What is home quarantine?
- Quarantine, like isolation, separates some people from others during the outbreak of a contagious disease.
- While isolation separates sick people from people who are not sick, quarantine separates those who were exposed to a contagious disease, and who are then observed to see if they too become sick.
- Home quarantine means being quarantined at home.
How is home quarantine to be done?
- Home quarantine means that a person is confined to a well-ventilated single-room, preferably with an attached/separate toilet, in his or her own home.
- If another family member needs to stay in the same room, the two need to maintain a distance of at least 1 metre between each other.
- Given the enhanced risks for some people, the person needs to stay away from elderly people, pregnant women, children and persons with co-morbidities within the household.
- In the coronavirus outbreak, children have so far been less affected than others — in China only 2% of the patients have been below age 20.
- However, given the fact that this virus is essentially an unknown organism, the government’s home quarantine guidelines highlight the need for a contact to stay away from children as well.
- All social or religious gatherings have to be avoided during the 14-day period.

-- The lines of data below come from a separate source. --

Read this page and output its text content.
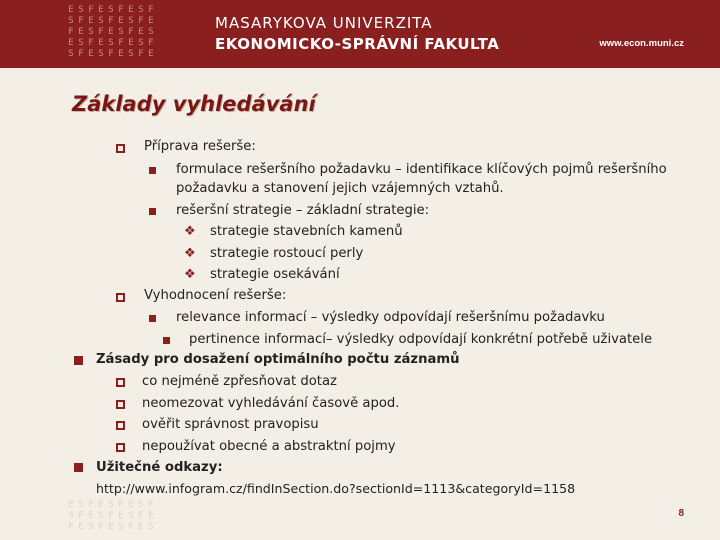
E S F E S F E S F
S F E S F E S F E
F E S F E S F E S
E S F E S F E S F
S F E S F E S F E
MASARYKOVA UNIVERZITA
EKONOMICKO-SPRÁVNÍ FAKULTA	www.econ.muni.cz
Základy vyhledávání
Příprava rešerše:
formulace rešeršního požadavku – identifikace klíčových pojmů rešeršního
požadavku a stanovení jejich vzájemných vztahů.
rešeršní strategie – základní strategie:
❖ strategie stavebních kamenů
❖ strategie rostoucí perly
❖ strategie osekávání
Vyhodnocení rešerše:
relevance informací – výsledky odpovídají rešeršnímu požadavku
pertinence informací– výsledky odpovídají konkrétní potřebě uživatele
Zásady pro dosažení optimálního počtu záznamů
co nejméně zpřesňovat dotaz
neomezovat vyhledávání časově apod.
ověřit správnost pravopisu
nepoužívat obecné a abstraktní pojmy
Užitečné odkazy:
http://www.infogram.cz/findInSection.do?sectionId=1113&categoryId=1158
E S F E S F E S F
S F E S F E S F E
F E S F E S F E S
8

The person should not share any items such as dishes, drinking glasses, cups, eating utensils, towels, bedding, etc with other people at home and should wear a mask at all times.

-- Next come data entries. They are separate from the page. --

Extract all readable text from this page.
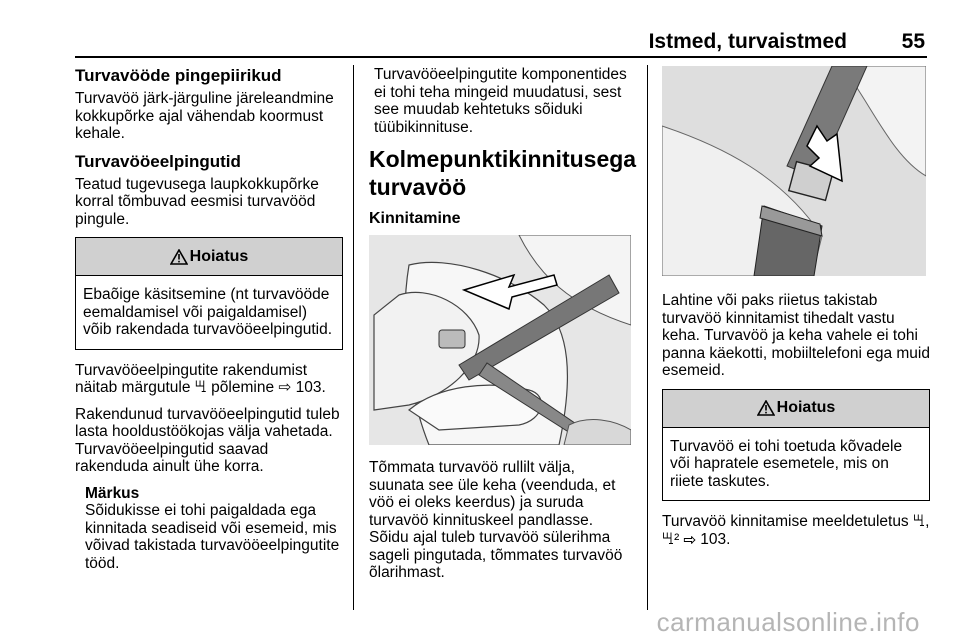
Istmed, turvaistmed	55
Turvavööde pingepiirikud

Turvavöö järk-järguline järeleandmine kokkupõrke ajal vähendab koormust kehale.

Turvavööeelpingutid

Teatud tugevusega laupkokkupõrke korral tõmbuvad eesmisi turvavööd pingule.

Hoiatus

Ebaõige käsitsemine (nt turvavööde eemaldamisel või paigaldamisel) võib rakendada turvavööeelpingutid.

Turvavööeelpingutite rakendumist näitab märgutule ꖇ põlemine ⇨ 103.

Rakendunud turvavööeelpingutid tuleb lasta hooldustöökojas välja vahetada. Turvavööeelpingutid saavad rakenduda ainult ühe korra.

Märkus

Sõidukisse ei tohi paigaldada ega kinnitada seadiseid või esemeid, mis võivad takistada turvavööeelpingutite tööd.

Turvavööeelpingutite komponentides ei tohi teha mingeid muudatusi, sest see muudab kehtetuks sõiduki tüübikinnituse.

Kolmepunktikinnitusega turvavöö
Kinnitamine

Tõmmata turvavöö rullilt välja, suunata see üle keha (veenduda, et vöö ei oleks keerdus) ja suruda turvavöö kinnituskeel pandlasse. Sõidu ajal tuleb turvavöö sülerihma sageli pingutada, tõmmates turvavöö õlarihmast.

Lahtine või paks riietus takistab turvavöö kinnitamist tihedalt vastu keha. Turvavöö ja keha vahele ei tohi panna käekotti, mobiiltelefoni ega muid esemeid.

Hoiatus

Turvavöö ei tohi toetuda kõvadele või hapratele esemetele, mis on riiete taskutes.

Turvavöö kinnitamise meeldetuletus ꖇ, ꖇ² ⇨ 103.

carmanualsonline.info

Is home quarantine known to control spread of a disease?
- Officials associated with the detection and surveillance of COVID-19 say that home quarantine has so far turned out to be a very effective means of infection control.
Who needs to be in home quarantine?
- Every person who has come in contact with a suspected or confirmed case of COVID-2019 needs to be in home quarantine.

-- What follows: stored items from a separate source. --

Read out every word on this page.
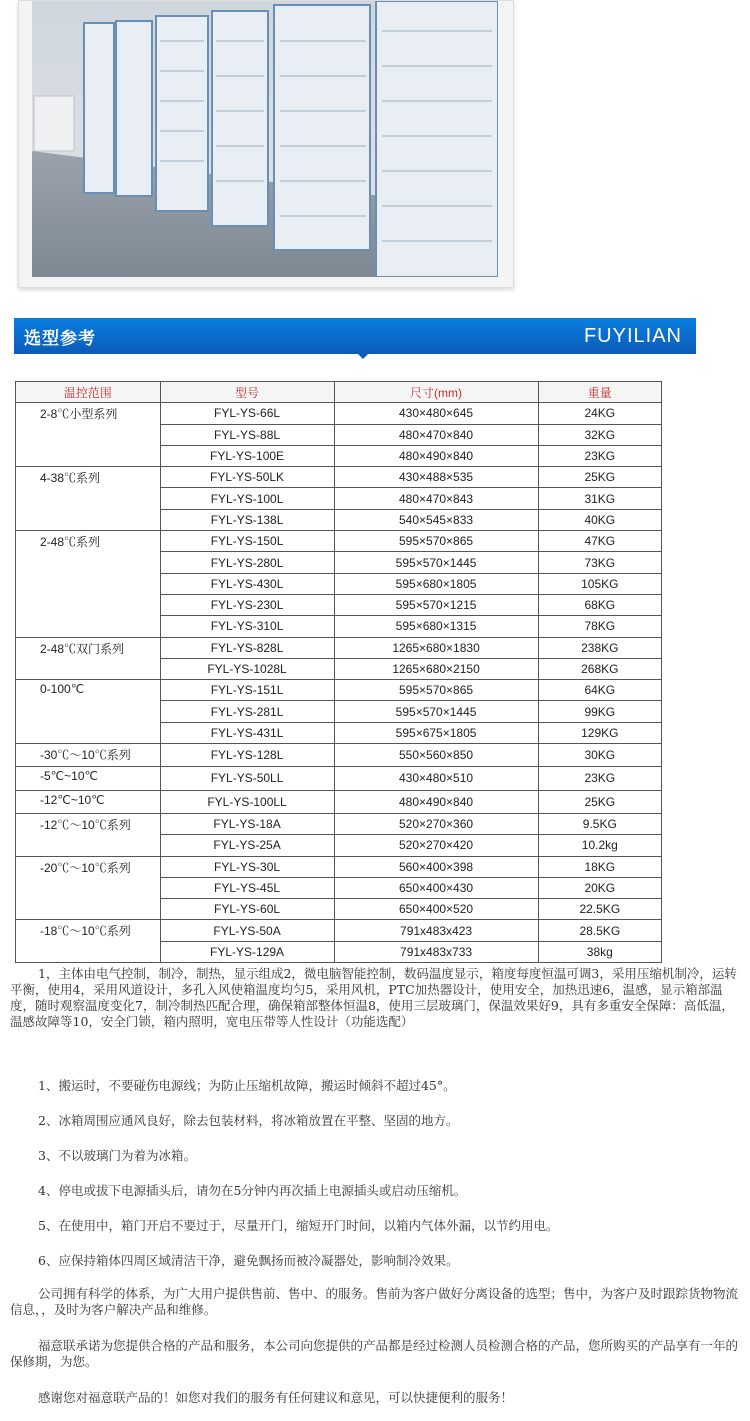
选型参考	FUYILIAN
温控范围	型号	尺寸(mm)	重量
2-8℃小型系列	FYL-YS-66L	430×480×645	24KG
	FYL-YS-88L	480×470×840	32KG
	FYL-YS-100E	480×490×840	23KG
4-38℃系列	FYL-YS-50LK	430×488×535	25KG
	FYL-YS-100L	480×470×843	31KG
	FYL-YS-138L	540×545×833	40KG
2-48℃系列	FYL-YS-150L	595×570×865	47KG
	FYL-YS-280L	595×570×1445	73KG
	FYL-YS-430L	595×680×1805	105KG
	FYL-YS-230L	595×570×1215	68KG
	FYL-YS-310L	595×680×1315	78KG
2-48℃双门系列	FYL-YS-828L	1265×680×1830	238KG
	FYL-YS-1028L	1265×680×2150	268KG
0-100℃	FYL-YS-151L	595×570×865	64KG
	FYL-YS-281L	595×570×1445	99KG
	FYL-YS-431L	595×675×1805	129KG
-30℃～10℃系列	FYL-YS-128L	550×560×850	30KG
-5℃~10℃	FYL-YS-50LL	430×480×510	23KG
-12℃~10℃	FYL-YS-100LL	480×490×840	25KG
-12℃～10℃系列	FYL-YS-18A	520×270×360	9.5KG
	FYL-YS-25A	520×270×420	10.2kg
-20℃～10℃系列	FYL-YS-30L	560×400×398	18KG
	FYL-YS-45L	650×400×430	20KG
	FYL-YS-60L	650×400×520	22.5KG
-18℃～10℃系列	FYL-YS-50A	791x483x423	28.5KG
	FYL-YS-129A	791x483x733	38kg

1，主体由电气控制，制冷，制热，显示组成2，微电脑智能控制，数码温度显示，箱度每度恒温可调3，采用压缩机制冷，运转平衡，使用4，采用风道设计，多孔入风使箱温度均匀5，采用风机，PTC加热器设计，使用安全，加热迅速6，温感，显示箱部温度，随时观察温度变化7，制冷制热匹配合理，确保箱部整体恒温8，使用三层玻璃门，保温效果好9，具有多重安全保障：高低温，温感故障等10，安全门锁，箱内照明，宽电压带等人性设计（功能选配）

1、搬运时，不要碰伤电源线；为防止压缩机故障，搬运时倾斜不超过45°。

2、冰箱周围应通风良好，除去包装材料，将冰箱放置在平整、坚固的地方。

3、不以玻璃门为着为冰箱。

4、停电或拔下电源插头后，请勿在5分钟内再次插上电源插头或启动压缩机。

5、在使用中，箱门开启不要过于，尽量开门，缩短开门时间，以箱内气体外漏，以节约用电。

6、应保持箱体四周区域清洁干净，避免飘扬而被冷凝器处，影响制冷效果。

公司拥有科学的体系，为广大用户提供售前、售中、的服务。售前为客户做好分离设备的选型；售中，为客户及时跟踪货物物流信息，，及时为客户解决产品和维修。

福意联承诺为您提供合格的产品和服务，本公司向您提供的产品都是经过检测人员检测合格的产品，您所购买的产品享有一年的保修期，为您。

感谢您对福意联产品的！如您对我们的服务有任何建议和意见，可以快捷便利的服务！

- This is not only because the disease is highly contagious but also because the virus has an incubation period of 14 days during which a person may stay asymptomatic and yet be capable of spreading the virus.
A contact of a COVID-2019 patient is defined as:
- A person living in the same household as a COVID-19 case;
- A person having had direct physical contact with a COVID-19 case or his/her infectious secretions without recommended personal protective equipment (PPE) or with a possible breach of PPE.
- A person who was in a closed environment or had face to face contact with a COVID-19 case at a distance of within 1 metre including air travel.
What precautions are necessary for family members of a person in home quarantine?
- To minimise the number of people in a family who come in contact with a person with possible-COVID 2019 exposure, only one designated family member, who needs to wear a mask and gloves at all times, should be the caregiver.
- All physical contact should be scrupulously avoided, including sharing of linen.
- Visitors are not to be allowed.
- A very important aspect of the process of home quarantine is disinfection and cleaning of all surfaces possibly contacted by the person with 1% sodium hypochlorite solution.
- Toilet surfaces have to be cleaned with phenolic disinfectants or other household bleaching solutions.
- Clothes have to be washed separately.
How is all this less restrictive than being put in quarantine in an Army facility?
- Being quarantined in one’s own home is always better than staying with strangers at an Army or paramilitary facility. Besides the daily medical examinations, there are also other restrictions.
- Apart from playing games, watching TV and having meals together within a barrack, no one is allowed to interact with the members of another barrack and definitely not another sector for fear of infection.